Mrs Wm Waldie, Ettrickhaugh Road had a d.1 at 12.15 a.m. + I got back to bed at 1.30 having been working since 6 yesterday morning. It was a heavy S.W. gale + rain during the night + today the river was in full flood. I lay in bed till 9.30. Opened an abscess in Walter Linton’s arm2 + drove to Heatherly, Curror Street + Whitmuirhall whence I walked to Curling.3 Very cold wind + a few flakes of snow. Drove down to see Mrs Waldie after dinner. Went to evening service.
1 Jeannie Gray Waldie, born 10 January 1904 at Ettrickhaugh Road, Selkirk, daughter of William Waldie, cashier in a woollen factory, and Maggie Gray Waldie née Gibson. The parents had married 30 December 1902 at Selkirk.
2 Five individuals named Walter Linton are recorded in the 1901 Census for Selkirkshire and four in Selkirk alone.

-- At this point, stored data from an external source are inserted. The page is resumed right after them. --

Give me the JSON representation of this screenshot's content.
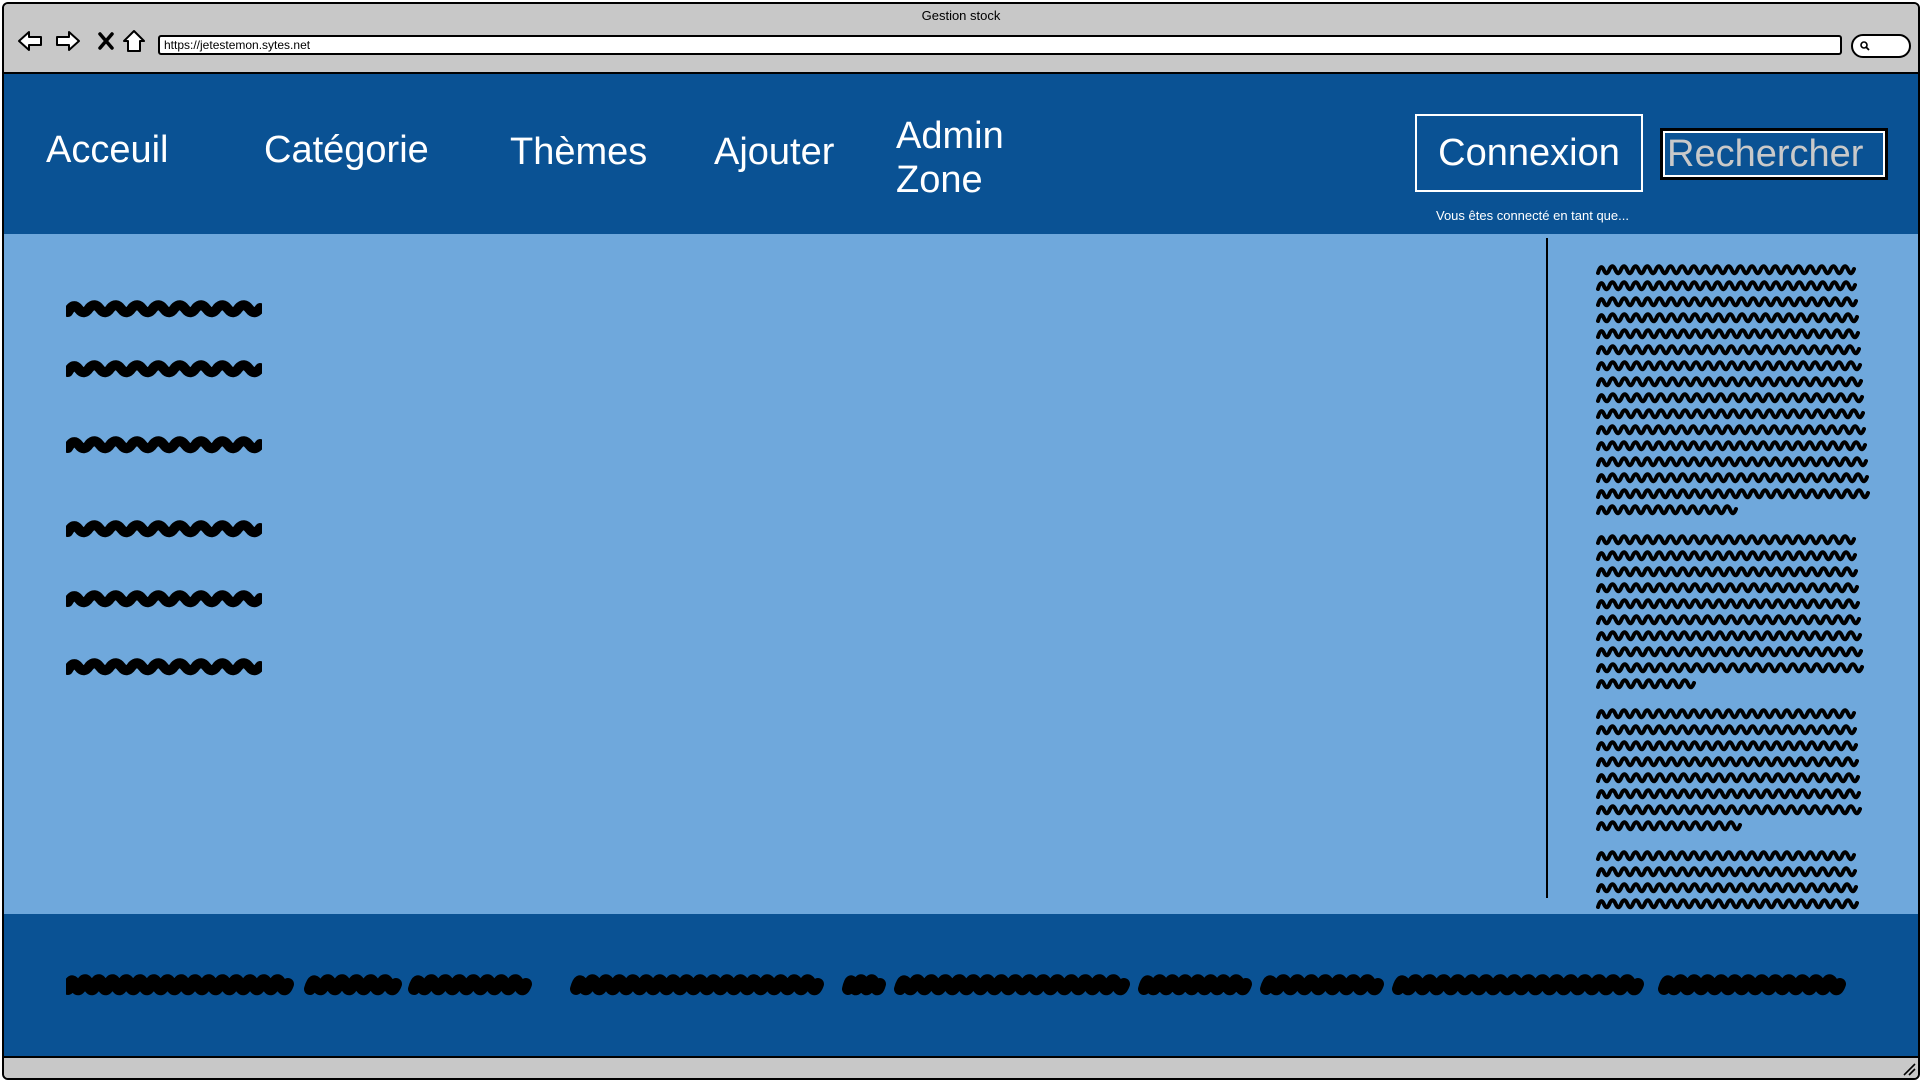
{
  "window": {
    "title": "Gestion stock",
    "url": "https://jetestemon.sytes.net"
  },
  "colors": {
    "header_bg": "#0a5294",
    "main_bg": "#6fa8dc",
    "footer_bg": "#0a5294",
    "chrome_bg": "#c8c8c8"
  },
  "toolbar": {
    "icons": [
      "back-arrow-icon",
      "forward-arrow-icon",
      "close-x-icon",
      "home-icon",
      "search-icon"
    ]
  },
  "nav": {
    "accueil": "Acceuil",
    "categorie": "Catégorie",
    "themes": "Thèmes",
    "ajouter": "Ajouter",
    "admin_line1": "Admin",
    "admin_line2": "Zone"
  },
  "header": {
    "connexion_label": "Connexion",
    "search_placeholder": "Rechercher",
    "logged_in_text": "Vous êtes connecté en tant que..."
  }
}
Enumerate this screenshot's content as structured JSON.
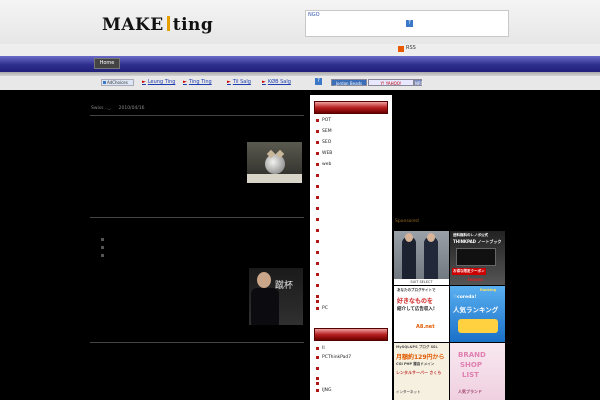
{
  "header": {
    "logo_left": "MAKE",
    "logo_right": "ting",
    "ad_label": "NGO",
    "ad_question": "?",
    "rss_label": "RSS"
  },
  "nav": {
    "home_label": "Home"
  },
  "links_bar": {
    "adchoices_label": "AdChoices",
    "links": [
      {
        "label": "Leung Ting"
      },
      {
        "label": "Ting Ting"
      },
      {
        "label": "Til Salg"
      },
      {
        "label": "KØB Salg"
      }
    ],
    "question": "?",
    "badges": [
      "Jordan Beads",
      "Y! YAHOO!",
      "NRS"
    ]
  },
  "post": {
    "meta_author": "Swiss .._.",
    "meta_date": "2010/04/16"
  },
  "banner": {
    "text": "蹴杯"
  },
  "sidebar": {
    "categories": [
      "POT",
      "SEM",
      "SEO",
      "WEB",
      "web",
      "",
      "",
      "",
      "",
      "",
      "",
      "",
      "",
      "",
      "",
      "",
      "",
      "",
      "PC"
    ],
    "archives": [
      "II",
      "PCThinkPad7",
      "",
      "",
      "",
      "IJNG"
    ]
  },
  "sponsors": {
    "label": "Sponsored",
    "ad1_text": "SUIT SELECT",
    "ad2_lines": [
      "送料無料のレノボ公式",
      "THINKPAD ノートブック",
      "お得な限定クーポン",
      "lenovo"
    ],
    "ad3_lines": [
      "あなたのブログサイトで",
      "好きなものを",
      "紹介して広告収入!",
      "A8.net"
    ],
    "ad4_lines": [
      "Ranking",
      "♡coreda!",
      "人気ランキング"
    ],
    "ad5_lines": [
      "MySQL&PS ブログ SSL",
      "月額約129円から",
      "CGI PHP 獨自ドメイン",
      "レンタルサーバー さくら",
      "インターネット"
    ],
    "ad6_lines": [
      "BRAND",
      "SHOP",
      "LIST",
      "人気ブランド"
    ]
  },
  "colors": {
    "nav": "#2e2e8e",
    "side_head": "#b82020",
    "link": "#1c3cb0"
  }
}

3 Dr Muir must almost certainly have walked part of the way from Whitmuirhall, Selkirk to Curling, Bowden, on “the road to Jerusalem” as referred to in oral testimony from Walter Elliot and Mrs Wilma Gunn. Jerusalem Height (not labelled on the Ordnance Survey 1:50,000 Landranger Series) is above the 270m Contour Line at the covert known (and shown on 1:50,000 Landranger) as Sprot’s Bonnet. The whole area concerned may the seen on Ordnance Survey six inch Roxburghshire Sheet XIII.NE, published 1899, where Curling sits on the southern edge of the sheet.